Diuretics work on the kidneys by increasing the amount of water that passes as urine. This allows the body to get rid of extra fluid, including fluid around the lungs (pulmonary edema).


If the lungs and airways become inflamed, they can swell and make it harder to breathe. Anti-inflammatories reduce this swelling.


Bronchodilators are used to open up the airways. This lets other medications such as anti-inflammatories get to where they are needed most deep in the lungs.​​​​​​​

Diagonostic Tests and Monitoring:

Chest X-rays (CXR)

Chest X-rays are a routine part of care in the intensive care unit. A technician comes around in the morning with a portable X-ray machine and x-rays most patients every day or two. The x-rays are used to check for many things, such as fluid in and around the lungs and the proper placement of chest and feeding tubes.

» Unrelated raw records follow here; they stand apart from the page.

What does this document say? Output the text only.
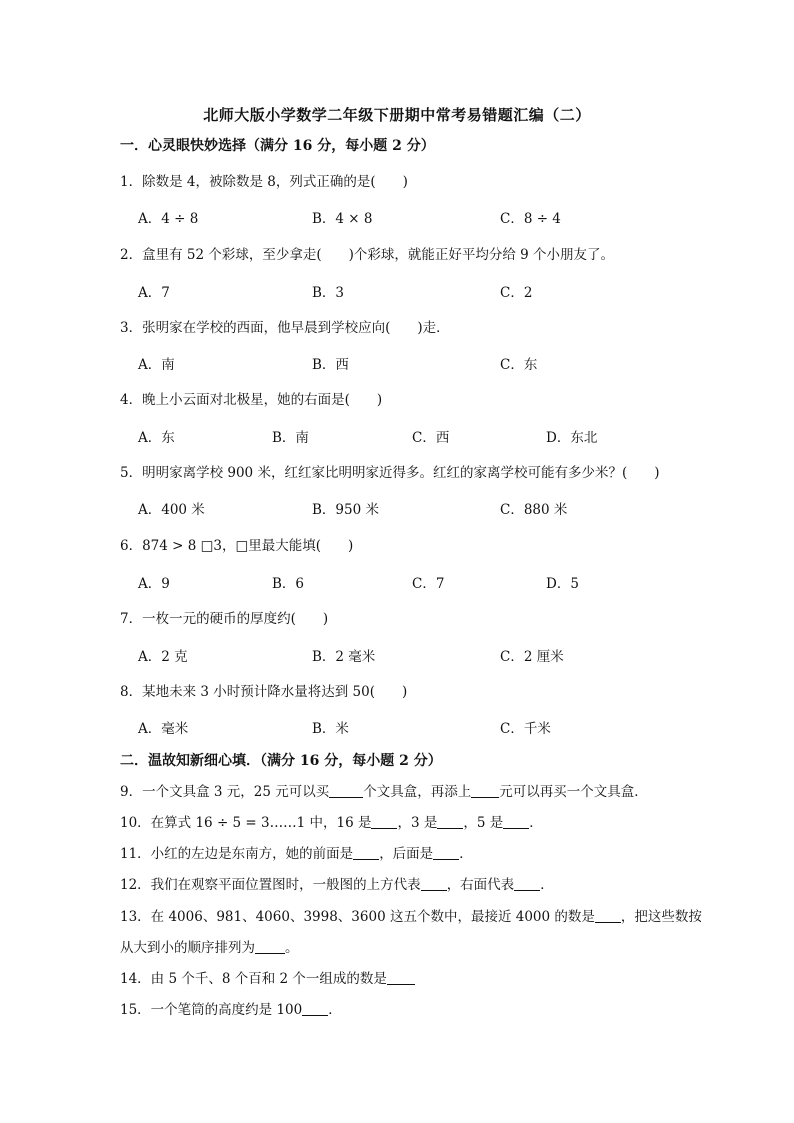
北师大版小学数学二年级下册期中常考易错题汇编（二）
一．心灵眼快妙选择（满分 16 分，每小题 2 分）
1．除数是 4，被除数是 8，列式正确的是(　　)
A．4 ÷ 8	B．4 × 8	C．8 ÷ 4
2．盒里有 52 个彩球，至少拿走(　　)个彩球，就能正好平均分给 9 个小朋友了。
A．7	B．3	C．2
3．张明家在学校的西面，他早晨到学校应向(　　)走．
A．南	B．西	C．东
4．晚上小云面对北极星，她的右面是(　　)
A．东	B．南	C．西	D．东北
5．明明家离学校 900 米，红红家比明明家近得多。红红的家离学校可能有多少米？(　　)
A．400 米	B．950 米	C．880 米
6．874 > 8 □3，□里最大能填(　　)
A．9	B．6	C．7	D．5
7．一枚一元的硬币的厚度约(　　)
A．2 克	B．2 毫米	C．2 厘米
8．某地未来 3 小时预计降水量将达到 50(　　)
A．毫米	B．米	C．千米
二．温故知新细心填．（满分 16 分，每小题 2 分）
9．一个文具盒 3 元，25 元可以买	个文具盒，再添上 元可以再买一个文具盒．
10．在算式 16 ÷ 5 = 3……1 中，16 是 ，3 是 ，5 是 ．
11．小红的左边是东南方，她的前面是 ，后面是 ．
12．我们在观察平面位置图时，一般图的上方代表 ，右面代表 ．
13．在 4006、981、4060、3998、3600 这五个数中，最接近 4000 的数是 ，把这些数按
从大到小的顺序排列为 。
14．由 5 个千、8 个百和 2 个一组成的数是
15．一个笔筒的高度约是 100 ．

Magnetic Resonance Imaging (MRI)

MRIs are used to get a very detailed picture of the body tissues and organs. MRIs use a strong electromagnetic field to make two- and three-dimensional images of the area scanned. The use of a strong magnet means it is important to remove all metal before an MRI. The scanner is loud, so patients and staff are given ear plugs. Sometimes a patient will be given a substance to increase the contrast and sharpen the details of certain body parts, such as the blood vessels. Like a CT scan, an MRI is painless. Patients travel to radiology with a nurse for this test.

Blood tests

Measurements of blood gases and other blood tests are used to help diagnose problems with the lungs and many other body systems. Blood is often taken from a catheter inserted into an artery called an arterial line.


A bronchoscopy allows a physician to look inside the air passages. A bronchoscope is a special tube that has a built-in camera and a tube for suctioning and sampling. The physician can look for abnormalities in the air passages and collect samples that can be sent to the laboratory to identify infection or other diseases.

Sputum sample

Sputum is the mucous and fluid that can collect in the lungs. A sample can be collected and sent to laboratory to be tested to see what it is made up of, and if there is any disease present. Sputum is usually collected by suctioning the breathing tube.

Nuclear medicine

Nuclear medicine involves using mildly radioactive substances, called isotopes, to identify injury or disease. Certain radioactive substances will find and attach themselves to particular cell types or proteins. The person is then scanned with a special camera. The isotopes ‘light up’, telling the physicians where the cell or protein they are looking for has collected.


Ultrasound tests use the measurement of sound waves sent into the body to identify masses or fluid. It is painless and can be performed at the bedside. Ultrasounds can help a physician tell where to place a chest tube to drain fluid.